Assembling the Dinosaur: Fossil Hunters, Tycoons, and the Making of a Spectacle -- A Virtual Discussion with Lukas Rieppel
Dinosaur fossils were first found in England, but during the late nineteenth century a series of spectacular discoveries in the American West turned the United States into a world center for vertebrate paleontology. Around the same time, the U.S. also emerged as an economic powerhouse of global proportions, and large, fierce, and spectacular creatures like Tyrannosaurus, Brontosaurus, and Triceratops became powerful emblems of American capitalism. In Assembling the Dinosaur, Lukas Rieppel reveals how these giant extinct reptiles became entwined with commercial culture, philanthropy, and the popular imagination during America’s Long Gilded Age.
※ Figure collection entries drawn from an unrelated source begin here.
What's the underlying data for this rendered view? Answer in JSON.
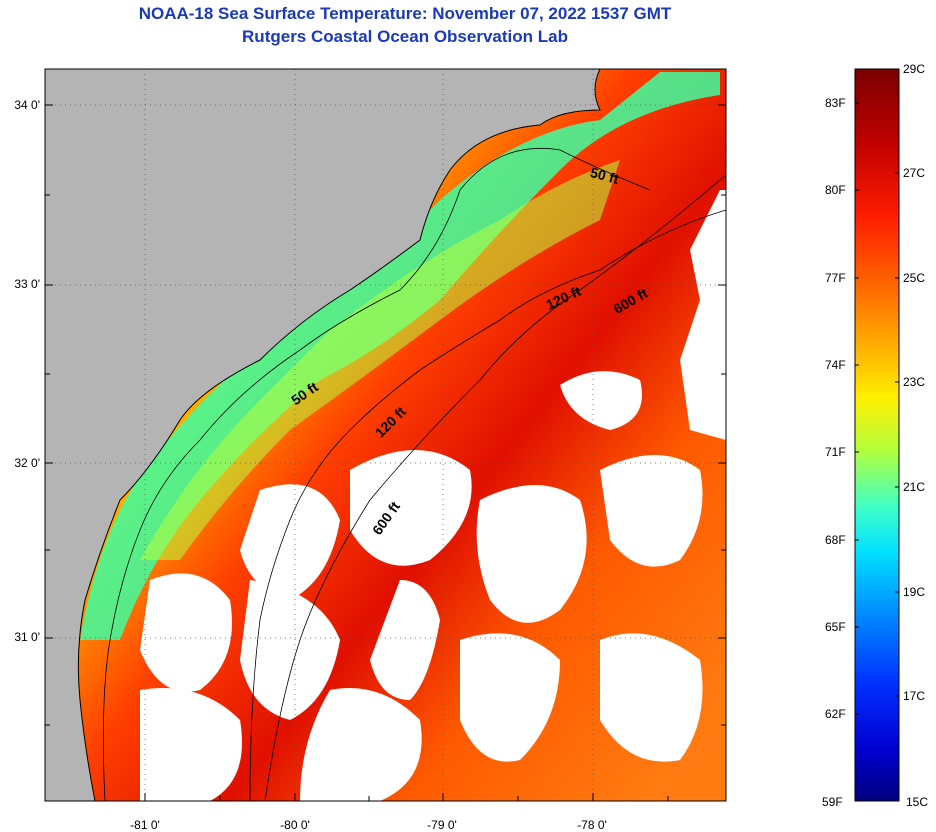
{
  "title": {
    "line1": "NOAA-18 Sea Surface Temperature:  November 07, 2022 1537 GMT",
    "line2": "Rutgers Coastal Ocean Observation Lab"
  },
  "map": {
    "lat_ticks": [
      "34 0'",
      "33 0'",
      "32 0'",
      "31 0'"
    ],
    "lon_ticks": [
      "-81 0'",
      "-80 0'",
      "-79 0'",
      "-78 0'"
    ],
    "contours": [
      {
        "label": "50 ft"
      },
      {
        "label": "120 ft"
      },
      {
        "label": "600 ft"
      },
      {
        "label": "50 ft"
      },
      {
        "label": "120 ft"
      },
      {
        "label": "600 ft"
      }
    ],
    "colors": {
      "land": "#b4b4b4",
      "cloud": "#ffffff",
      "border": "#000000"
    }
  },
  "colorbar": {
    "celsius": [
      "29C",
      "27C",
      "25C",
      "23C",
      "21C",
      "19C",
      "17C",
      "15C"
    ],
    "fahrenheit": [
      "83F",
      "80F",
      "77F",
      "74F",
      "71F",
      "68F",
      "65F",
      "62F",
      "59F"
    ],
    "range_c": [
      15,
      29
    ],
    "palette": [
      "#7a0000",
      "#c00000",
      "#ff1c00",
      "#ff6a00",
      "#ffb000",
      "#fff000",
      "#b4ff3c",
      "#3cffc8",
      "#00e0ff",
      "#0090ff",
      "#0030ff",
      "#0000d0",
      "#00007c"
    ]
  }
}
Join Lukas Rieppel in conversation with dinosaur-enthusiast and APS Head of Scholarly Programs Adrianna Link as they discuss how the dinosaur became such an integral part of American society. Robert McCracken Peck, curator of art and artifacts and senior fellow of the Academy of Natural Sciences of Drexel University, will offer introductory remarks on the early history of paleontology in Philadelphia.
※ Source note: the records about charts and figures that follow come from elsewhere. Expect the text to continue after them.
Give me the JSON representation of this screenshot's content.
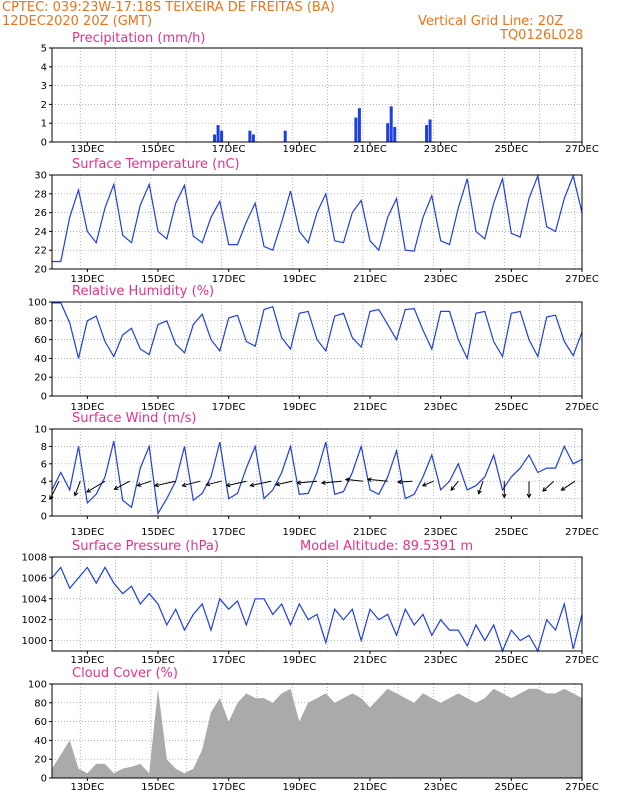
{
  "header": {
    "station": "CPTEC:   039:23W-17:18S   TEIXEIRA DE FREITAS (BA)",
    "date": "12DEC2020 20Z (GMT)",
    "grid_note": "Vertical Grid Line: 20Z",
    "code": "TQ0126L028"
  },
  "x_ticks": [
    "13DEC",
    "15DEC",
    "17DEC",
    "19DEC",
    "21DEC",
    "23DEC",
    "25DEC",
    "27DEC"
  ],
  "colors": {
    "title": "#e0338a",
    "header": "#e8741e",
    "line": "#1f3fe0",
    "cloud": "#aaaaaa",
    "wind_vector": "#000000"
  },
  "chart_data": [
    {
      "type": "bar",
      "title": "Precipitation (mm/h)",
      "x": [
        "16.6DEC",
        "16.7DEC",
        "16.8DEC",
        "17.6DEC",
        "17.7DEC",
        "18.6DEC",
        "20.6DEC",
        "20.7DEC",
        "21.5DEC",
        "21.6DEC",
        "21.7DEC",
        "22.6DEC",
        "22.7DEC"
      ],
      "values": [
        0.4,
        0.9,
        0.6,
        0.6,
        0.4,
        0.6,
        1.3,
        1.8,
        1.0,
        1.9,
        0.8,
        0.9,
        1.2
      ],
      "ylim": [
        0,
        5
      ],
      "yticks": [
        0,
        1,
        2,
        3,
        4,
        5
      ]
    },
    {
      "type": "line",
      "title": "Surface Temperature (nC)",
      "x_days": [
        12.0,
        12.25,
        12.5,
        12.75,
        13.0,
        13.25,
        13.5,
        13.75,
        14.0,
        14.25,
        14.5,
        14.75,
        15.0,
        15.25,
        15.5,
        15.75,
        16.0,
        16.25,
        16.5,
        16.75,
        17.0,
        17.25,
        17.5,
        17.75,
        18.0,
        18.25,
        18.5,
        18.75,
        19.0,
        19.25,
        19.5,
        19.75,
        20.0,
        20.25,
        20.5,
        20.75,
        21.0,
        21.25,
        21.5,
        21.75,
        22.0,
        22.25,
        22.5,
        22.75,
        23.0,
        23.25,
        23.5,
        23.75,
        24.0,
        24.25,
        24.5,
        24.75,
        25.0,
        25.25,
        25.5,
        25.75,
        26.0,
        26.25,
        26.5,
        26.75,
        27.0
      ],
      "values": [
        20.8,
        20.8,
        25.5,
        28.4,
        24.0,
        22.8,
        26.5,
        29.0,
        23.6,
        22.8,
        26.8,
        29.0,
        24.0,
        23.2,
        27.0,
        28.9,
        23.5,
        22.8,
        25.5,
        27.2,
        22.6,
        22.6,
        25.0,
        27.0,
        22.4,
        22.0,
        25.0,
        28.3,
        24.0,
        22.8,
        26.0,
        28.0,
        23.0,
        22.8,
        26.0,
        27.3,
        23.0,
        22.0,
        25.5,
        27.5,
        22.0,
        21.9,
        25.5,
        27.8,
        23.0,
        22.6,
        26.5,
        29.6,
        24.0,
        23.2,
        27.0,
        29.6,
        23.8,
        23.4,
        27.5,
        29.9,
        24.5,
        24.0,
        27.5,
        29.9,
        26.0
      ],
      "ylim": [
        20,
        30
      ],
      "yticks": [
        20,
        22,
        24,
        26,
        28,
        30
      ]
    },
    {
      "type": "line",
      "title": "Relative Humidity (%)",
      "x_days": [
        12.0,
        12.25,
        12.5,
        12.75,
        13.0,
        13.25,
        13.5,
        13.75,
        14.0,
        14.25,
        14.5,
        14.75,
        15.0,
        15.25,
        15.5,
        15.75,
        16.0,
        16.25,
        16.5,
        16.75,
        17.0,
        17.25,
        17.5,
        17.75,
        18.0,
        18.25,
        18.5,
        18.75,
        19.0,
        19.25,
        19.5,
        19.75,
        20.0,
        20.25,
        20.5,
        20.75,
        21.0,
        21.25,
        21.5,
        21.75,
        22.0,
        22.25,
        22.5,
        22.75,
        23.0,
        23.25,
        23.5,
        23.75,
        24.0,
        24.25,
        24.5,
        24.75,
        25.0,
        25.25,
        25.5,
        25.75,
        26.0,
        26.25,
        26.5,
        26.75,
        27.0
      ],
      "values": [
        99,
        99,
        78,
        40,
        80,
        85,
        58,
        42,
        65,
        72,
        50,
        44,
        76,
        80,
        55,
        46,
        76,
        87,
        60,
        48,
        83,
        86,
        58,
        53,
        92,
        95,
        62,
        50,
        88,
        90,
        60,
        48,
        85,
        88,
        62,
        52,
        90,
        92,
        76,
        60,
        92,
        93,
        70,
        50,
        90,
        90,
        60,
        40,
        88,
        90,
        58,
        42,
        88,
        90,
        60,
        42,
        84,
        86,
        58,
        43,
        68
      ],
      "ylim": [
        0,
        100
      ],
      "yticks": [
        0,
        20,
        40,
        60,
        80,
        100
      ]
    },
    {
      "type": "line",
      "title": "Surface Wind (m/s)",
      "x_days": [
        12.0,
        12.25,
        12.5,
        12.75,
        13.0,
        13.25,
        13.5,
        13.75,
        14.0,
        14.25,
        14.5,
        14.75,
        15.0,
        15.25,
        15.5,
        15.75,
        16.0,
        16.25,
        16.5,
        16.75,
        17.0,
        17.25,
        17.5,
        17.75,
        18.0,
        18.25,
        18.5,
        18.75,
        19.0,
        19.25,
        19.5,
        19.75,
        20.0,
        20.25,
        20.5,
        20.75,
        21.0,
        21.25,
        21.5,
        21.75,
        22.0,
        22.25,
        22.5,
        22.75,
        23.0,
        23.25,
        23.5,
        23.75,
        24.0,
        24.25,
        24.5,
        24.75,
        25.0,
        25.25,
        25.5,
        25.75,
        26.0,
        26.25,
        26.5,
        26.75,
        27.0
      ],
      "values": [
        3.0,
        5.0,
        3.0,
        8.0,
        1.5,
        2.5,
        4.5,
        8.6,
        1.8,
        1.0,
        5.5,
        8.0,
        0.3,
        2.0,
        4.0,
        8.0,
        1.8,
        2.6,
        4.5,
        8.5,
        2.0,
        2.6,
        5.5,
        8.0,
        2.0,
        3.0,
        5.0,
        8.0,
        2.5,
        2.6,
        5.0,
        8.5,
        2.5,
        2.8,
        5.0,
        8.0,
        3.0,
        2.5,
        4.5,
        7.5,
        2.0,
        2.5,
        4.5,
        7.0,
        3.0,
        4.0,
        6.0,
        3.0,
        3.5,
        4.5,
        7.0,
        3.0,
        4.5,
        5.5,
        7.0,
        5.0,
        5.5,
        5.5,
        8.0,
        6.0,
        6.5
      ],
      "ylim": [
        0,
        10
      ],
      "yticks": [
        0,
        2,
        4,
        6,
        8,
        10
      ],
      "vectors": {
        "x_days": [
          12.2,
          12.8,
          13.5,
          14.2,
          14.8,
          15.5,
          16.2,
          16.8,
          17.5,
          18.2,
          18.8,
          19.5,
          20.2,
          20.8,
          21.5,
          22.2,
          22.8,
          23.5,
          24.2,
          24.8,
          25.5,
          26.2,
          26.8
        ],
        "u": [
          -1.0,
          -0.6,
          -2.0,
          -1.7,
          -1.5,
          -2.3,
          -2.0,
          -1.7,
          -2.2,
          -2.3,
          -1.8,
          -2.2,
          -2.2,
          -1.9,
          -2.2,
          -1.6,
          -1.2,
          -0.8,
          -0.5,
          0.0,
          0.0,
          -1.2,
          -1.5
        ],
        "v": [
          -2.0,
          -1.6,
          -1.2,
          -0.9,
          -0.5,
          -0.5,
          -0.5,
          -0.4,
          -0.5,
          -0.5,
          -0.4,
          -0.2,
          -0.2,
          0.2,
          0.2,
          -0.1,
          -0.5,
          -1.0,
          -1.4,
          -1.8,
          -1.8,
          -1.1,
          -1.0
        ]
      }
    },
    {
      "type": "line",
      "title": "Surface Pressure (hPa)",
      "subtitle": "Model Altitude: 89.5391 m",
      "x_days": [
        12.0,
        12.25,
        12.5,
        12.75,
        13.0,
        13.25,
        13.5,
        13.75,
        14.0,
        14.25,
        14.5,
        14.75,
        15.0,
        15.25,
        15.5,
        15.75,
        16.0,
        16.25,
        16.5,
        16.75,
        17.0,
        17.25,
        17.5,
        17.75,
        18.0,
        18.25,
        18.5,
        18.75,
        19.0,
        19.25,
        19.5,
        19.75,
        20.0,
        20.25,
        20.5,
        20.75,
        21.0,
        21.25,
        21.5,
        21.75,
        22.0,
        22.25,
        22.5,
        22.75,
        23.0,
        23.25,
        23.5,
        23.75,
        24.0,
        24.25,
        24.5,
        24.75,
        25.0,
        25.25,
        25.5,
        25.75,
        26.0,
        26.25,
        26.5,
        26.75,
        27.0
      ],
      "values": [
        1006.0,
        1007.0,
        1005.0,
        1006.0,
        1007.0,
        1005.5,
        1007.0,
        1005.5,
        1004.5,
        1005.2,
        1003.5,
        1004.5,
        1003.5,
        1001.5,
        1003.0,
        1001.0,
        1002.5,
        1003.5,
        1001.0,
        1004.0,
        1003.0,
        1003.8,
        1001.5,
        1004.0,
        1004.0,
        1002.5,
        1003.5,
        1001.5,
        1003.5,
        1002.0,
        1002.5,
        999.8,
        1003.0,
        1002.0,
        1003.0,
        1000.0,
        1003.0,
        1002.0,
        1002.5,
        1000.5,
        1003.0,
        1001.5,
        1002.5,
        1000.5,
        1002.0,
        1001.0,
        1001.0,
        999.5,
        1001.5,
        1000.0,
        1001.5,
        999.0,
        1001.0,
        1000.0,
        1000.5,
        999.0,
        1002.0,
        1001.0,
        1003.5,
        999.2,
        1002.5
      ],
      "ylim": [
        999,
        1008
      ],
      "yticks": [
        1000,
        1002,
        1004,
        1006,
        1008
      ]
    },
    {
      "type": "bar",
      "title": "Cloud Cover (%)",
      "x_days": [
        12.0,
        12.25,
        12.5,
        12.75,
        13.0,
        13.25,
        13.5,
        13.75,
        14.0,
        14.25,
        14.5,
        14.75,
        15.0,
        15.25,
        15.5,
        15.75,
        16.0,
        16.25,
        16.5,
        16.75,
        17.0,
        17.25,
        17.5,
        17.75,
        18.0,
        18.25,
        18.5,
        18.75,
        19.0,
        19.25,
        19.5,
        19.75,
        20.0,
        20.25,
        20.5,
        20.75,
        21.0,
        21.25,
        21.5,
        21.75,
        22.0,
        22.25,
        22.5,
        22.75,
        23.0,
        23.25,
        23.5,
        23.75,
        24.0,
        24.25,
        24.5,
        24.75,
        25.0,
        25.25,
        25.5,
        25.75,
        26.0,
        26.25,
        26.5,
        26.75,
        27.0
      ],
      "values": [
        10,
        25,
        40,
        10,
        5,
        15,
        15,
        5,
        10,
        12,
        15,
        5,
        95,
        20,
        10,
        5,
        10,
        30,
        70,
        85,
        60,
        80,
        90,
        85,
        85,
        80,
        90,
        95,
        60,
        80,
        85,
        90,
        80,
        85,
        90,
        85,
        75,
        85,
        95,
        90,
        85,
        80,
        90,
        85,
        80,
        85,
        90,
        85,
        80,
        85,
        95,
        90,
        85,
        90,
        95,
        95,
        90,
        90,
        95,
        90,
        85
      ],
      "ylim": [
        0,
        100
      ],
      "yticks": [
        0,
        20,
        40,
        60,
        80,
        100
      ]
    }
  ]
}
The event will take place on Wednesday, May 20 at 1:00 p.m. EDT via Zoom. The event is free of charge; registration is required to attend.
Lukas Rieppel teaches the history of science, the history of capitalism, and nineteenth century US History at Brown University. His book on the history of dinosaurs and American capitalism, Assembling the Dinosaur: Fossil Hunters, Tycoons, and the Making of a Spectacle, was recently published by Harvard University Press.